Later in the year she was offered a commission by Bernina's National Sales Manager to make a two metre square quilt and twelve individual small panels. Her brief was to make a contemporary quilt to her own design celebrating the new Bernina 150QE sewing machine; she believes that this demonstrates an increasing acceptance and awareness of contemporary quilts. Sharyn's quilts are now being used to publicise the new Bernina 150QE which features many remarkable features to delight all quilters including a 'hand' quilting stitch that really looks as good as hand quilting. Sharyn had lots of fun getting to know this machine. After three months working with it she found it "a lovely machine to use". Her quilt, 'Pattern Play' is featured in Bernina advertisements and will be seen at the Stitches and Craft Shows around the country.

This year she plans to enter as many quilt competitions as possible including participating in international exhibitions. Her quilt 'Desert Strata' has been selected by Judy Hooworth who is curating an exhibition of 24 quilts by notable quilters from across Australia. Titled 'Quilt Art Australia - From Bush to Sea' the quilts will tour to Gröbenzell in Germany in March 1999 and then be on show at the Sydney Quilt Festival in June 1999.She is hoping to begin writing a book to be published in 2001. It will feature sashiko designs based on Federation style houses in Queensland. She plans to include her own photographs to show the origins of her designs. (Her first book 'Sashiko Designs' was self published in 1993).

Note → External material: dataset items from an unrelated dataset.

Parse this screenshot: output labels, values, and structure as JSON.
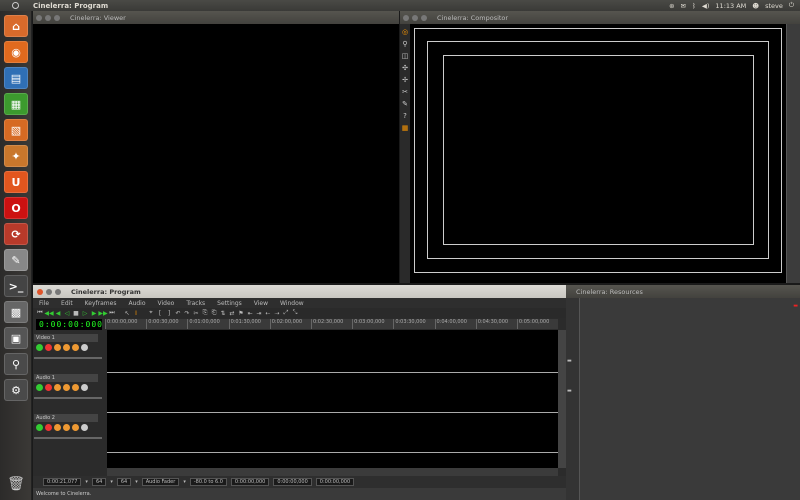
{
  "top_panel": {
    "title": "Cinelerra: Program",
    "time": "11:13 AM",
    "user": "steve"
  },
  "launcher": {
    "items": [
      {
        "name": "home-folder-icon",
        "glyph": "⌂",
        "color": "#d96a2b"
      },
      {
        "name": "firefox-icon",
        "glyph": "◉",
        "color": "#e06a1e"
      },
      {
        "name": "writer-icon",
        "glyph": "▤",
        "color": "#2f6fb5"
      },
      {
        "name": "calc-icon",
        "glyph": "▦",
        "color": "#3c9a2e"
      },
      {
        "name": "impress-icon",
        "glyph": "▧",
        "color": "#d66a23"
      },
      {
        "name": "software-center-icon",
        "glyph": "✦",
        "color": "#c9772c"
      },
      {
        "name": "ubuntu-one-icon",
        "glyph": "U",
        "color": "#e2561e"
      },
      {
        "name": "opera-icon",
        "glyph": "O",
        "color": "#cc1111"
      },
      {
        "name": "update-manager-icon",
        "glyph": "⟳",
        "color": "#b83a2a"
      },
      {
        "name": "text-editor-icon",
        "glyph": "✎",
        "color": "#888888"
      },
      {
        "name": "terminal-icon",
        "glyph": ">_",
        "color": "#444444"
      },
      {
        "name": "cinelerra-icon",
        "glyph": "▩",
        "color": "#666666"
      },
      {
        "name": "workspace-switcher-icon",
        "glyph": "▣",
        "color": "#555555"
      },
      {
        "name": "search-icon",
        "glyph": "⚲",
        "color": "#4a4a4a"
      },
      {
        "name": "settings-icon",
        "glyph": "⚙",
        "color": "#4a4a4a"
      }
    ]
  },
  "viewer": {
    "title": "Cinelerra: Viewer"
  },
  "compositor": {
    "title": "Cinelerra: Compositor"
  },
  "resources": {
    "title": "Cinelerra: Resources"
  },
  "program": {
    "title": "Cinelerra: Program",
    "menu": [
      "File",
      "Edit",
      "Keyframes",
      "Audio",
      "Video",
      "Tracks",
      "Settings",
      "View",
      "Window"
    ],
    "clock": "0:00:00:000",
    "ruler_ticks": [
      "0:00:00,000",
      "0:00:30,000",
      "0:01:00,000",
      "0:01:30,000",
      "0:02:00,000",
      "0:02:30,000",
      "0:03:00,000",
      "0:03:30,000",
      "0:04:00,000",
      "0:04:30,000",
      "0:05:00,000"
    ],
    "tracks": [
      "Video 1",
      "Audio 1",
      "Audio 2"
    ],
    "bottom": {
      "position": "0:00:21,077",
      "zoom_a": "64",
      "zoom_b": "64",
      "automation": "Audio Fader",
      "range": "-80.0 to 6.0",
      "sel_start": "0:00:00,000",
      "sel_end": "0:00:00,000",
      "sel_len": "0:00:00,000"
    },
    "status": "Welcome to Cinelerra."
  }
}
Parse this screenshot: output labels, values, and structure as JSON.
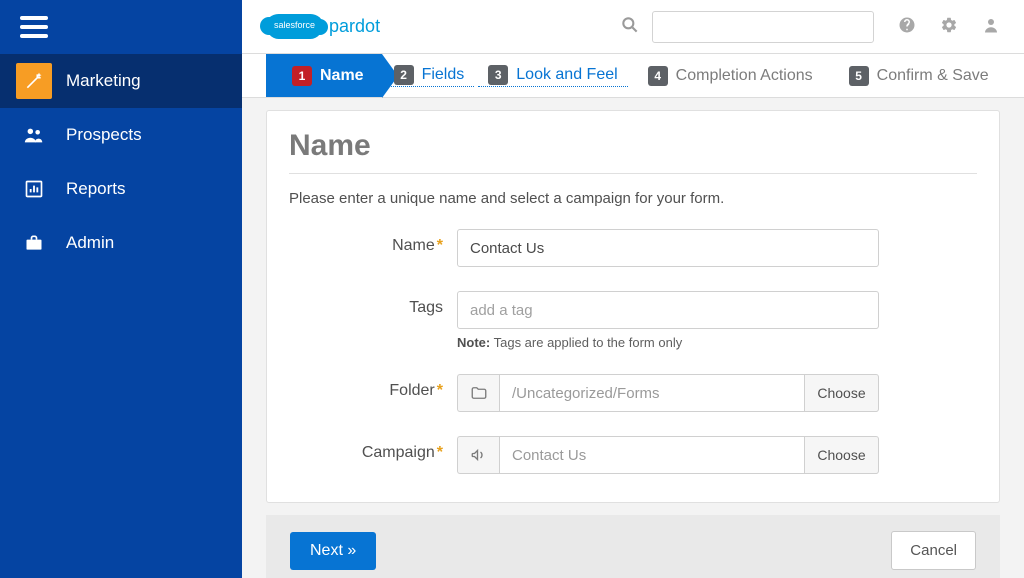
{
  "brand": {
    "cloud_text": "salesforce",
    "name": "pardot"
  },
  "sidebar": {
    "items": [
      {
        "label": "Marketing"
      },
      {
        "label": "Prospects"
      },
      {
        "label": "Reports"
      },
      {
        "label": "Admin"
      }
    ]
  },
  "steps": [
    {
      "num": "1",
      "label": "Name"
    },
    {
      "num": "2",
      "label": "Fields"
    },
    {
      "num": "3",
      "label": "Look and Feel"
    },
    {
      "num": "4",
      "label": "Completion Actions"
    },
    {
      "num": "5",
      "label": "Confirm & Save"
    }
  ],
  "panel": {
    "title": "Name",
    "intro": "Please enter a unique name and select a campaign for your form.",
    "name_label": "Name",
    "name_value": "Contact Us",
    "tags_label": "Tags",
    "tags_placeholder": "add a tag",
    "tags_note_prefix": "Note:",
    "tags_note": "Tags are applied to the form only",
    "folder_label": "Folder",
    "folder_value": "/Uncategorized/Forms",
    "campaign_label": "Campaign",
    "campaign_value": "Contact Us",
    "choose_label": "Choose"
  },
  "footer": {
    "next": "Next »",
    "cancel": "Cancel"
  }
}
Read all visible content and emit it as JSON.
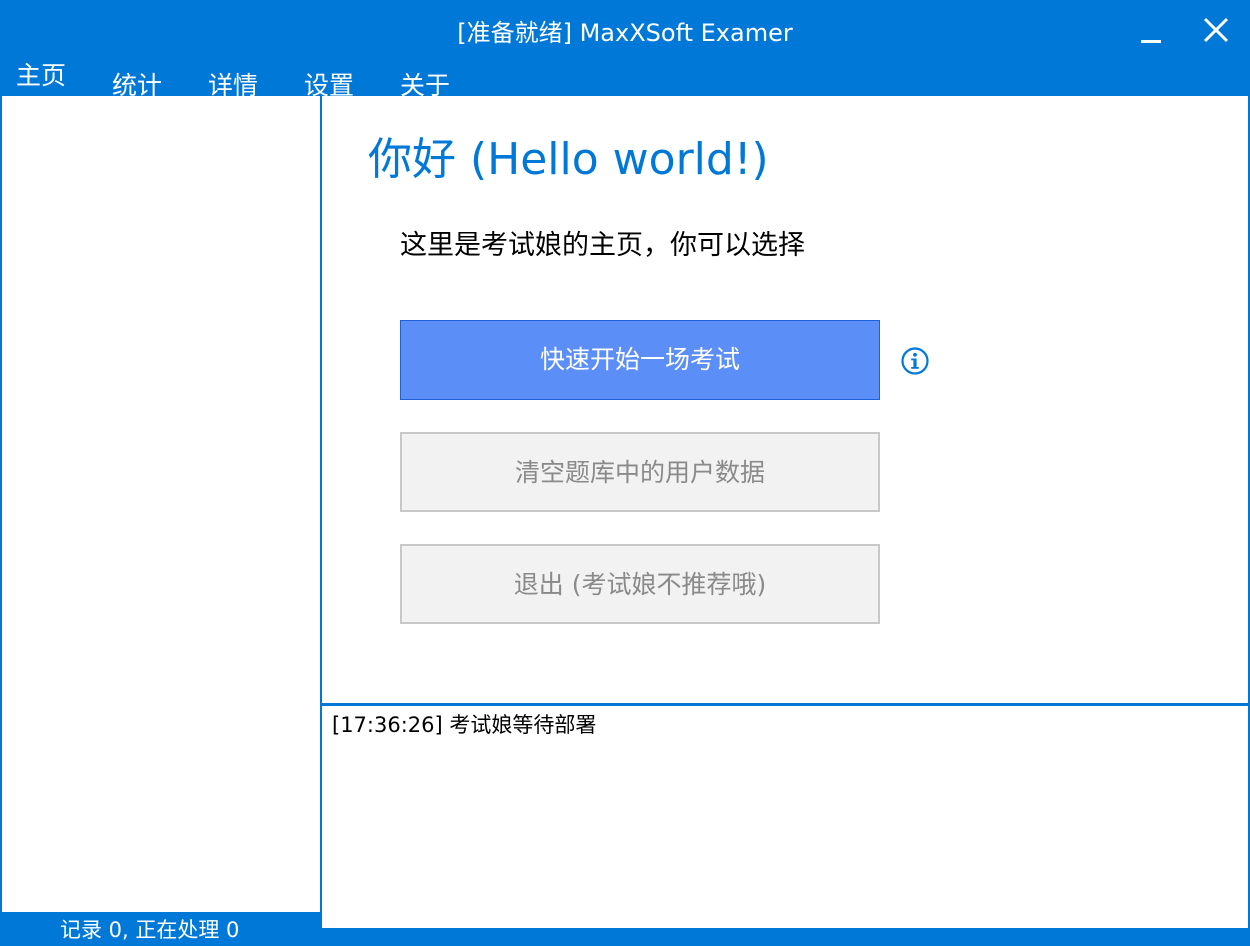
{
  "window": {
    "title": "[准备就绪] MaxXSoft Examer"
  },
  "menu": {
    "items": [
      {
        "label": "主页"
      },
      {
        "label": "统计"
      },
      {
        "label": "详情"
      },
      {
        "label": "设置"
      },
      {
        "label": "关于"
      }
    ]
  },
  "home": {
    "greeting": "你好 (Hello world!)",
    "intro": "这里是考试娘的主页，你可以选择",
    "buttons": {
      "quick_start": "快速开始一场考试",
      "clear_data": "清空题库中的用户数据",
      "exit": "退出 (考试娘不推荐哦)"
    },
    "info_icon": "info-icon"
  },
  "log": {
    "lines": [
      "[17:36:26] 考试娘等待部署"
    ]
  },
  "status": {
    "text": "记录 0, 正在处理 0"
  },
  "colors": {
    "accent": "#0078d7",
    "primary_button": "#5c8ef7",
    "disabled_button": "#f2f2f2",
    "disabled_text": "#8a8a8a"
  }
}
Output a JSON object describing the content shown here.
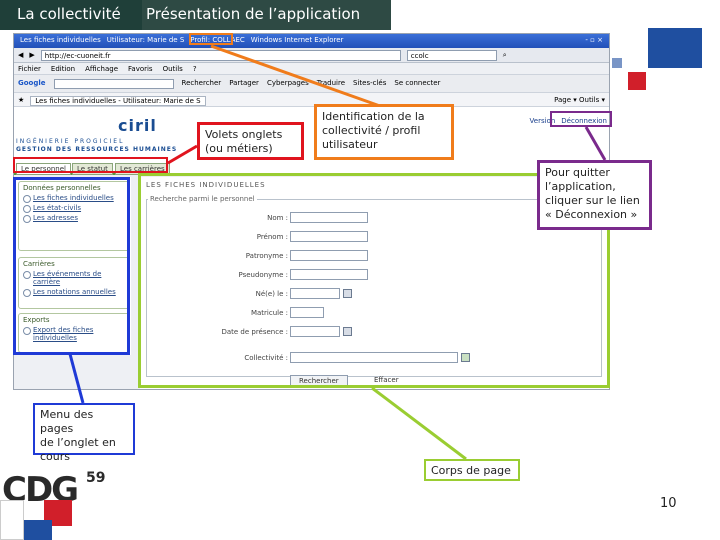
{
  "header": {
    "section": "La collectivité",
    "title": "Présentation de l’application"
  },
  "browser": {
    "title_left": "Les fiches individuelles",
    "title_user": "Utilisateur: Marie de S",
    "title_profile": "Profil: COLLAEC",
    "title_right": "Windows Internet Explorer",
    "window_controls": "- ▫ ×",
    "address": "http://ec-cuoneit.fr",
    "search": "ccolc",
    "menu": [
      "Fichier",
      "Edition",
      "Affichage",
      "Favoris",
      "Outils",
      "?"
    ],
    "google_items": [
      "Rechercher",
      "Partager",
      "Cyberpages",
      "Traduire",
      "Sites-clés",
      "Se connecter"
    ],
    "tab_label": "Les fiches individuelles - Utilisateur: Marie de S",
    "tab_right": "Page ▾  Outils ▾"
  },
  "app": {
    "logo": "ciril",
    "logo_line1": "INGÉNIERIE PROGICIEL",
    "logo_line2": "GESTION DES RESSOURCES HUMAINES",
    "links": [
      "Version",
      "Déconnexion"
    ],
    "tabs": [
      "Le personnel",
      "Le statut",
      "Les carrières"
    ],
    "sidebar": [
      {
        "title": "Données personnelles",
        "items": [
          "Les fiches individuelles",
          "Les état-civils",
          "Les adresses"
        ]
      },
      {
        "title": "Carrières",
        "items": [
          "Les événements de carrière",
          "Les notations annuelles"
        ]
      },
      {
        "title": "Exports",
        "items": [
          "Export des fiches individuelles"
        ]
      }
    ],
    "section_title": "LES FICHES INDIVIDUELLES",
    "fieldset_legend": "Recherche parmi le personnel",
    "fields": [
      "Nom :",
      "Prénom :",
      "Patronyme :",
      "Pseudonyme :",
      "Né(e) le :",
      "Matricule :",
      "Date de présence :",
      "Collectivité :"
    ],
    "buttons": {
      "search": "Rechercher",
      "clear": "Effacer"
    }
  },
  "callouts": {
    "tabs": "Volets onglets\n(ou métiers)",
    "user": "Identification de la\ncollectivité / profil\nutilisateur",
    "logout": "Pour quitter\nl’application,\ncliquer sur le lien\n« Déconnexion »",
    "menu": "Menu des pages\nde l’onglet en\ncours",
    "body": "Corps de page"
  },
  "colors": {
    "orange": "#f07c1b",
    "red": "#e0141e",
    "blue": "#1f3ad6",
    "purple": "#7a2a8c",
    "green": "#9acd32",
    "header_dark": "#1f3f39",
    "brand_blue": "#1f4fa0",
    "brand_red": "#d11f2a"
  },
  "footer": {
    "logo": "CDG",
    "logo_sup": "59",
    "page_number": "10"
  }
}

She is also hoping to conduct workshops in various parts of Australia. An experienced teacher well known in Brisbane, she would also like to travel further afield to share what she has discovered over the years and to inspire and enthuse people. Sharyn is very grateful for her AQIPP success and believes that she would never have had the confidence to do what she had done in the last two years without her win. Confidence is indispensable of course, but her humility, powerful enthusiasm, determination and talent must also have played a major part. Congratulations to Sharyn for her many successes and for being so enterprising. Her future looks very bright.